As more states set aggressive hikes in minimum wages, Florida pay starts to lag

The Fight for $15 campaign hosted a rally outside of St. Petersburg City Hall in November, calling for a hike in minimum wage. 
The Fight for $15 campaign hosted a rally outside of St. Petersburg City Hall in November, calling for a hike in minimum wage. [SARA DINATALE | Times]
Published January 10 2017
Updated January 11 2017

Florida's long been branded a low-wage state. Now it may soon become known as a low-minimum-wage state, too.

That's apparent when Florida is compared to 28 other states whose minimum wages are higher than the $7.25 an hour minimum wage set by the federal government. That's what the remaining 21 states without minimum wage laws must pay.

Many states that set their own minimum wages are starting to raise them, sometimes aggressively. And that means Florida, which raised its minimum wage for 2017 this week by all of a nickel to $8.10 from $8.05 in 2016, increasingly finds itself on the lower end of the minimum wage scale.

It will fall further behind.

Florida is one of a record 19 states raising their minimum wage for 2017. Some states raised their minimum wage via ballot initiatives. Others, like Florida, saw wages rise to reflect inflation adjustments.

Nationally, about 4.3 million low-wage workers will receive a raise. In Florida's case, the paltry 5-cent hourly increase translates to an additional $104 annual increase in income for its full-time minimum wage workers.

In contrast, minimum wage hikes in such states as Arizona, Washington, Maine and Colorado, among others, are significantly outpacing what is happening in Florida.

Arizona led all states this year, raising its minimum wage $1.95 to $10 an hour. Seven states (Arizona, California, Colorado, Maine, New York, Oregon and Washington) will raise their minimum wages to between $12 and $15 per hour, to be phased in over several years.

Florida's lagging on wages is more apparent when the latest increases are annualized. Florida employees lucky enough to be paid for a full 40 hours a week for 52 weeks would earn $16,848 this year, while minimum wage workers in Arizona would earn $20,800 — nearly $4,000 more in 2017.

The debate over minimum wage goes like this: Any minimum wage limits the ability of business to compete and hire more workers, especially those seeking their first jobs.

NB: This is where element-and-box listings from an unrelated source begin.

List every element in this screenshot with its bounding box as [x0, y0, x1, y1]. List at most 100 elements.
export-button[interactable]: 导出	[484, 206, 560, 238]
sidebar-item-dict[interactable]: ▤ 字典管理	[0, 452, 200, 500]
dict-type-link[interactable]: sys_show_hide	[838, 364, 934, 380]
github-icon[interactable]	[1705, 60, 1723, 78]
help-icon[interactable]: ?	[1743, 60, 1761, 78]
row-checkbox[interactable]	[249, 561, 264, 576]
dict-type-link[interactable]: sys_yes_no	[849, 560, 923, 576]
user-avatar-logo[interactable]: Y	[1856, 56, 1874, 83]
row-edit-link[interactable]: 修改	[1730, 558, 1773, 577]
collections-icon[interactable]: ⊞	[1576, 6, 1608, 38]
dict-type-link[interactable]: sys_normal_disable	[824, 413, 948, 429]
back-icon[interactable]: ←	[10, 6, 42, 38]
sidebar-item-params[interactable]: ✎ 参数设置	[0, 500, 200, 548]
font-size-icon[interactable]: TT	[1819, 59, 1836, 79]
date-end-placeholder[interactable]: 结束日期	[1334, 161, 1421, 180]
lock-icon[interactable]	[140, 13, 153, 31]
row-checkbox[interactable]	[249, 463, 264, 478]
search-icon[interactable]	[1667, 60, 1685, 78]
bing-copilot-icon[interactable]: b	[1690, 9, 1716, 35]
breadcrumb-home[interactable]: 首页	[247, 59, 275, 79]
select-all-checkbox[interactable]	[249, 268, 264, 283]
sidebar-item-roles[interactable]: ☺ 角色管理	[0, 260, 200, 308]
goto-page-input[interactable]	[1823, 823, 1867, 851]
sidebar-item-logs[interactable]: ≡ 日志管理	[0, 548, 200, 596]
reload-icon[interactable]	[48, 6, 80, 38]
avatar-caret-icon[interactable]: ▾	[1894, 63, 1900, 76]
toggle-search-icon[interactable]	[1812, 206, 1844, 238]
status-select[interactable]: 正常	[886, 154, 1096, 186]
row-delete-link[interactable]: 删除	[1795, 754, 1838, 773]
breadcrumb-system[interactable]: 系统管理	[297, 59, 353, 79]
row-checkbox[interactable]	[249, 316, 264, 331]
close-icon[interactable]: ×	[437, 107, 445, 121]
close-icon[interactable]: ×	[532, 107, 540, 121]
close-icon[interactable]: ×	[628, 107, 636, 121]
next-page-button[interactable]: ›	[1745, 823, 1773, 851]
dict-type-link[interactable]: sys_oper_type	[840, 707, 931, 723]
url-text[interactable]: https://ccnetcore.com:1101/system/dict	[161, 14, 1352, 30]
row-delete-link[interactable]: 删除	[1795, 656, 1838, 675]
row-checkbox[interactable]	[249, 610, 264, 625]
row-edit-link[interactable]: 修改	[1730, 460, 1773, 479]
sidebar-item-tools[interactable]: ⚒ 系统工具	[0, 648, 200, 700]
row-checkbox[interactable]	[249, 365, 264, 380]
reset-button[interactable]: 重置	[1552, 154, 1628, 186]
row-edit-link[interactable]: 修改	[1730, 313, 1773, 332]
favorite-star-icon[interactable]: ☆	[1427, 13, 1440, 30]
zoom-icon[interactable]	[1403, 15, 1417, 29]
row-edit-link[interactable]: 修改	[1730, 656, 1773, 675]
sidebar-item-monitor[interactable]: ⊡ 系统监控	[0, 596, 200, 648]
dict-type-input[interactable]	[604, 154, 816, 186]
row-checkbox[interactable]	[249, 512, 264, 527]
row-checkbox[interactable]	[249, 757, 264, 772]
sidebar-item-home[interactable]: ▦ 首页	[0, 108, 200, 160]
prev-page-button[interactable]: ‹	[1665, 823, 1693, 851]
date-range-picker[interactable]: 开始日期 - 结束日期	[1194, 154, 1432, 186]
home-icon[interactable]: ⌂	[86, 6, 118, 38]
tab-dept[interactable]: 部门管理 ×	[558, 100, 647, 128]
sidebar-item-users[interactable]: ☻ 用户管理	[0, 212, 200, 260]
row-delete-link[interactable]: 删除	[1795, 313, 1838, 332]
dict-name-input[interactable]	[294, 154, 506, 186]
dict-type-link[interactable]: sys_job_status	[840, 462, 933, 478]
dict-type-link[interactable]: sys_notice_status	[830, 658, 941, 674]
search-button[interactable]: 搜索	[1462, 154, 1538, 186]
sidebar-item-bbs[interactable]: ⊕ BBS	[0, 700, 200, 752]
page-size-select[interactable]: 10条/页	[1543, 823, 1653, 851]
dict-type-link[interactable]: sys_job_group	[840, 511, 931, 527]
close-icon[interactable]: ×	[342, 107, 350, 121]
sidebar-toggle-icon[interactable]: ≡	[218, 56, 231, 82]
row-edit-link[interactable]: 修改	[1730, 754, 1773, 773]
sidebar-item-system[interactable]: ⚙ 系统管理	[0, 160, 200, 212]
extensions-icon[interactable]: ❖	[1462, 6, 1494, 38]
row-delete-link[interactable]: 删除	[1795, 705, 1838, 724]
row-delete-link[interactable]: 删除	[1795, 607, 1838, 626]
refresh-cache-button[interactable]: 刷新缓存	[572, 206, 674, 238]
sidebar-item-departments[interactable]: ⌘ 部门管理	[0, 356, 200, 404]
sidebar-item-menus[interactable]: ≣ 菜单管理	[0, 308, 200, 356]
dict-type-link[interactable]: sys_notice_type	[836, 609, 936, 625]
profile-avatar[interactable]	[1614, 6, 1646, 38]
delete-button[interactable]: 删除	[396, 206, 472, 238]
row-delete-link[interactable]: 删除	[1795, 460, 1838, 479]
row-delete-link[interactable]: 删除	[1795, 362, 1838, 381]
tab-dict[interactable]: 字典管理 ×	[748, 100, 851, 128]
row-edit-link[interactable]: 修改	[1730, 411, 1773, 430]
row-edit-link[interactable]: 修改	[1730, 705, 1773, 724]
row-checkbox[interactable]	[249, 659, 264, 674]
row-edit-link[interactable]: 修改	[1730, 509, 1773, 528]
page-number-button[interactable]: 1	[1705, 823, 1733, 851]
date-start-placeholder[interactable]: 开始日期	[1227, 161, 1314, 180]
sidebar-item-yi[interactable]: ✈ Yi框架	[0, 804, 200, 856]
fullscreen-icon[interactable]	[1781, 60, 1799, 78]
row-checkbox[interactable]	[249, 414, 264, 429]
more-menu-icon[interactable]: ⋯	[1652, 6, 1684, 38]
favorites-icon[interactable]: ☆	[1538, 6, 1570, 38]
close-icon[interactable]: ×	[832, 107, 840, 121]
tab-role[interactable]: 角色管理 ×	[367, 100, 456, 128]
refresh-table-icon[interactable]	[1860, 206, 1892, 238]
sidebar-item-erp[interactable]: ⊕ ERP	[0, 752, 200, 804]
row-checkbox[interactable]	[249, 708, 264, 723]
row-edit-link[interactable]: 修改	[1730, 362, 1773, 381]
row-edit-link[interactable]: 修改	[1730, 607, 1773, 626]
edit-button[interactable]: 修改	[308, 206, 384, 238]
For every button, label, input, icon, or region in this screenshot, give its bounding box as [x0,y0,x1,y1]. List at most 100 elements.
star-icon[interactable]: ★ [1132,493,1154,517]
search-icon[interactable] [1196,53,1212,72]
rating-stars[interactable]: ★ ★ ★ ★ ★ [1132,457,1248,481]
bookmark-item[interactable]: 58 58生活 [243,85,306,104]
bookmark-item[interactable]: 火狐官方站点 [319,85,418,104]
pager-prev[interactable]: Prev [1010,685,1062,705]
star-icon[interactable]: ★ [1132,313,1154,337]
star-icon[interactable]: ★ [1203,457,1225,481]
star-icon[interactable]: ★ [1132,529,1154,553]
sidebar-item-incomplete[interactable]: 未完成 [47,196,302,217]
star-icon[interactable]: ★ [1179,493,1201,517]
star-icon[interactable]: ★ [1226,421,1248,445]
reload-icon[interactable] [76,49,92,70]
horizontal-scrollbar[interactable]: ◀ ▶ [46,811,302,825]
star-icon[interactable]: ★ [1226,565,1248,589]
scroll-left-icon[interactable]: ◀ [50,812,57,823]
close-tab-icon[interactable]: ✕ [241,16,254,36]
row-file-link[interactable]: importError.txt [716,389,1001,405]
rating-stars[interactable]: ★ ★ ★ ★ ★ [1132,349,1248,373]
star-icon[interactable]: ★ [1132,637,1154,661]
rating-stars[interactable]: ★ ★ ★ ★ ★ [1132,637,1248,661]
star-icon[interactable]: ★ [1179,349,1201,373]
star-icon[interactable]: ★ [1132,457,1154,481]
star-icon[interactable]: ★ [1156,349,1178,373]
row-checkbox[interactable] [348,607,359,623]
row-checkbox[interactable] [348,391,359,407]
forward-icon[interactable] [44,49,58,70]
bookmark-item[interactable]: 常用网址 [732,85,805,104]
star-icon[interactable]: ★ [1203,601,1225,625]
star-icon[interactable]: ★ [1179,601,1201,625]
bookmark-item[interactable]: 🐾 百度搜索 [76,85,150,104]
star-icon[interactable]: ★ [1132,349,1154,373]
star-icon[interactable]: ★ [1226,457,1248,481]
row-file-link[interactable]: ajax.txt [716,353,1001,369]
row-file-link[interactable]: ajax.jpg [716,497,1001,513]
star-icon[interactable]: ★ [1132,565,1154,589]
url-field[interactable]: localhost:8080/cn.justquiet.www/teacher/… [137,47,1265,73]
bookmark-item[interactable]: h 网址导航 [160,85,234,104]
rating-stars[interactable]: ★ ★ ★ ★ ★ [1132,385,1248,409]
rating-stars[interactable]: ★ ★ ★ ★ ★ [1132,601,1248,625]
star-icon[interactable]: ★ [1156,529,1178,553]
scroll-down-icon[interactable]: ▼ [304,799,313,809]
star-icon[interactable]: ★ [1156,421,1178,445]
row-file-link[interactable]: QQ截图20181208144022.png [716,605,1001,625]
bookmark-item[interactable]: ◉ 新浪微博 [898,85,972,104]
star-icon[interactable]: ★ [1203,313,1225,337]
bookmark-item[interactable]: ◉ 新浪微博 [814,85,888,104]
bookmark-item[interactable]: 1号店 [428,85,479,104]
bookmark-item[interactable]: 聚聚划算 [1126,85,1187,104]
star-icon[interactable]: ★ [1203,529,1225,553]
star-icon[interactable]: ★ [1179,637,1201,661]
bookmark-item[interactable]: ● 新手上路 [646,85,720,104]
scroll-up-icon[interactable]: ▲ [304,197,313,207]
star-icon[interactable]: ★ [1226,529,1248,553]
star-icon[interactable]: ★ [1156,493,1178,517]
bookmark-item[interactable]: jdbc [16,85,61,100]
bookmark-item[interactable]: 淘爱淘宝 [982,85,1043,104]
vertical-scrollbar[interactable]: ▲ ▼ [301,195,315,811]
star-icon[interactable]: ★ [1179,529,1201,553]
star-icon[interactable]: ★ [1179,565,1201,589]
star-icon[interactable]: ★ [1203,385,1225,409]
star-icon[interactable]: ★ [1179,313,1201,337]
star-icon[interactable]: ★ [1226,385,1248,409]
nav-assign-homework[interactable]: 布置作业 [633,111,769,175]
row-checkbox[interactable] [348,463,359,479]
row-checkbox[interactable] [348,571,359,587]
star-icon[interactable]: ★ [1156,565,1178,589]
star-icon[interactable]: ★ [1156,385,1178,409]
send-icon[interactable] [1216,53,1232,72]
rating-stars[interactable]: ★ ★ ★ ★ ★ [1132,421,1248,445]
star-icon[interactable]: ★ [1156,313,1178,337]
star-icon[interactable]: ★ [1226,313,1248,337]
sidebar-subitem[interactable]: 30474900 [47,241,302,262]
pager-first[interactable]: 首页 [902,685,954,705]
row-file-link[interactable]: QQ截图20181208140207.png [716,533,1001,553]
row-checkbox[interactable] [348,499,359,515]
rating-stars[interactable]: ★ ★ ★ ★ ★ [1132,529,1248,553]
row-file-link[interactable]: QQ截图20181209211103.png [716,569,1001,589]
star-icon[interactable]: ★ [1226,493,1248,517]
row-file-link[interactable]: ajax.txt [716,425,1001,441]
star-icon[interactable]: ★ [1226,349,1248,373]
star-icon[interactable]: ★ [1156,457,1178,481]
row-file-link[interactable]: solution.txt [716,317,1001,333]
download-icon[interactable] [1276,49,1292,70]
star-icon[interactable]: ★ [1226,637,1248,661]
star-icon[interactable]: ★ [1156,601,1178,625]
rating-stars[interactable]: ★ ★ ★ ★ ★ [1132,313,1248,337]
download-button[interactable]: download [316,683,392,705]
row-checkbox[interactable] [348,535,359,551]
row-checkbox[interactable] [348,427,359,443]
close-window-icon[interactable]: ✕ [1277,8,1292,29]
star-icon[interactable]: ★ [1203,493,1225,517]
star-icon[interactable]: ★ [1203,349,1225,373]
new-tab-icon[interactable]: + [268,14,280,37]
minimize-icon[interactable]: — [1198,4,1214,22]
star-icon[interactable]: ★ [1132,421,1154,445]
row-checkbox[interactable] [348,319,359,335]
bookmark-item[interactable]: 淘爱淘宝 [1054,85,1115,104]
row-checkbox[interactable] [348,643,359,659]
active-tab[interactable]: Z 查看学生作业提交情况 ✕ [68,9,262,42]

Others argue the current Florida minimum wage does not come close to providing a living wage. In the Sunshine State alone, 187,000 workers are paid the minimum wage, according to the Economic Policy Institute.

The average minimum wage among states above $7.25 is currently $8.90. That means Florida minimum wage workers now making $8.10 are being paid on average 9 percent less than their counterparts in states that have adopted minimum wages above $7.25.

By November 2020, as more planned increases go into effect, the average minimum wage in states above the federal level will reach $10.63. Barring sharp hikes ahead in inflation adjustments in Florida, that will leave minimum wage workers in this state even further behind.